Namun, efektivitas Novavax dalam uji coba di Afrika Selatan ini menurun menjadi sekitar 49 persen, saat hasil analisis menyertakan data dari relawan yang terpapar COVID-19 dan dinyatakan positif HIV.
Dengan data efikasi ini, vaksin Novavax akan mengajukan otorisasi izin penggunaan darurat di berbagai negara. Tetapi, mungkin bisa membutuhkan waktu yang lebih lama jika regulator meminta data uji coba yang sedang berlangsung di Amerika Serikat (AS), yang kemungkinan baru bisa didapat awal bulan April.
"Pada akhirnya, mereka harus memutuskan apakah data yang dapat kami bawa ke meja sudah memadai atau apakah mereka memilih menunggu data dari studi kami di Amerika Serikat," kata Kepala Petugas Medis Novavax Filip Dubovsky.
https://indomovie28.net/movies/a-perfect-day-4/
Tak Percaya Corona, Pria Ini Tertular-Divonis Butuh Bantuan Oksigen Seumur Hidup
Tak percaya COVID-19 nyata, pria ini berakhir dirawat di rumah sakit dan divonis dokter akan membutuhkan bantuan oksigen seumur hidupnya. Adalah Paul Russell yang percaya COVID-19 hanyalah akal-akalan politik dan akan segera hilang usai pemilu di AS berakhir.
Bak kena batunya, sejak November lalu ia menghabiskan masa-masa perawatan di rumah sakit. Pria yang bekerja sebagai pengemudi truk itu kini hanya bisa berbaring di ranjang RS dan menerima kondisinya tak akan benar-benar kembali pulih.
"Saya akan menggunakan oksigen selama sisa hidup saya, menurut dokter saya," curhatnya, dikutip dari Daily Star.
Ia pun menyesal sempat begitu konyol, berpikir COVID-19 akan hilang sehari setelah pemilu AS berlangsung.
"Sebelum saya terjangkit virus, saya adalah salah satu orang bodoh yang mengira virus itu akan hilang sehari setelah pemilihan (pemilu AS). Saya adalah salah satu ahli teori konspirasi itu," sebut Paul.
Semua pikiran Paul soal COVID-19 berubah usai dirinya terinfeksi di November lalu dalam perjalanan ke Florida.
"Awalnya saya tidak tahu apakah saya terinfeksi COVID-19 atau apa. Namun, teman saya mengatakan kepada saya bahwa kondisi saya tidak terlihat sangat baik sama sekali," bebernya.
Saat menjalani perawatan intensif di rumah sakit, dirinya mengaku sempat putus asa dan berpikir tak akan selamat melawan COVID-19. Di malam masa kritisnya, ia sampai bermimpi sudah dijemput ayahnya, yang meninggal dunia tiga tahun lalu.
"Itu adalah malam saya mendapat kunjungan dari ayah saya," tambahnya.
Mengeluhkan gejala COVID-19 tak biasa
Pemindaian paru-paru Paul menunjukkan jaringan parut yang parah. Paulus menceritakan dirinya juga mengalami rasa sakit yang terus-menerus di beberapa bagian tubuhnya yang berbeda.

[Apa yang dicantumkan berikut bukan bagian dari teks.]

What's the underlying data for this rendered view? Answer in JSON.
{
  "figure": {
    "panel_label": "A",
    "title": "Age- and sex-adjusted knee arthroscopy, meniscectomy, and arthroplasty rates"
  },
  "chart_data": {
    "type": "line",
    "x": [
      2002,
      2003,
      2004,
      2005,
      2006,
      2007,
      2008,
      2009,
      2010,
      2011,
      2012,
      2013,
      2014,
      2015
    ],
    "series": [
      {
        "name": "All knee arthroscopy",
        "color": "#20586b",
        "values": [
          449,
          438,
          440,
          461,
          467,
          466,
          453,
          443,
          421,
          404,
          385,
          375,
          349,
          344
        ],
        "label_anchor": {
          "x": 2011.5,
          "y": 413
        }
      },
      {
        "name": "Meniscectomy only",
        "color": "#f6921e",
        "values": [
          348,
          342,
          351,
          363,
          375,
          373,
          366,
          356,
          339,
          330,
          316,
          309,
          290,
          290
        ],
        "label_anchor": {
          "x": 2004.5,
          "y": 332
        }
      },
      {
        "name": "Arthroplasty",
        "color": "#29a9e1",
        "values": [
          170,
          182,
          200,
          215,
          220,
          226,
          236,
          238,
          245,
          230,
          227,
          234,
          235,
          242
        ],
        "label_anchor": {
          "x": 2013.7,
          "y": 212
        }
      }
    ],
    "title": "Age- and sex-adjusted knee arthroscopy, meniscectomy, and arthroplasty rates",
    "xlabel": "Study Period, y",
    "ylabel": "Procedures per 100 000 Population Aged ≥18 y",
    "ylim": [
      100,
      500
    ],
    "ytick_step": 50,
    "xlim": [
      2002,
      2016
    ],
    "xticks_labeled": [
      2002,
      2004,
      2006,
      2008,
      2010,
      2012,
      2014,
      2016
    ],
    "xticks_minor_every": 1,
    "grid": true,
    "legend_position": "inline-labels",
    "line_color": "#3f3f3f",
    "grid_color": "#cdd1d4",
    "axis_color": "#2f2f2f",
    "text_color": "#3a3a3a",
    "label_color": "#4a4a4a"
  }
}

Ia pun kerap pusing dan jantungnya berdebar kencang ketika bangun untuk melakukan apapun.
Bahkan, saat mandi, detak jantungnya meningkat menjadi 128 detak per menit, detak jantung seperti olahraga berat pada orang sehat berusia 63 tahun.
Dirinya juga mengeluhkan gejala COVID-19 toes. "Bagian bawah kakiku pecah-pecah, dan rasanya seperti berjalan di atas jarum."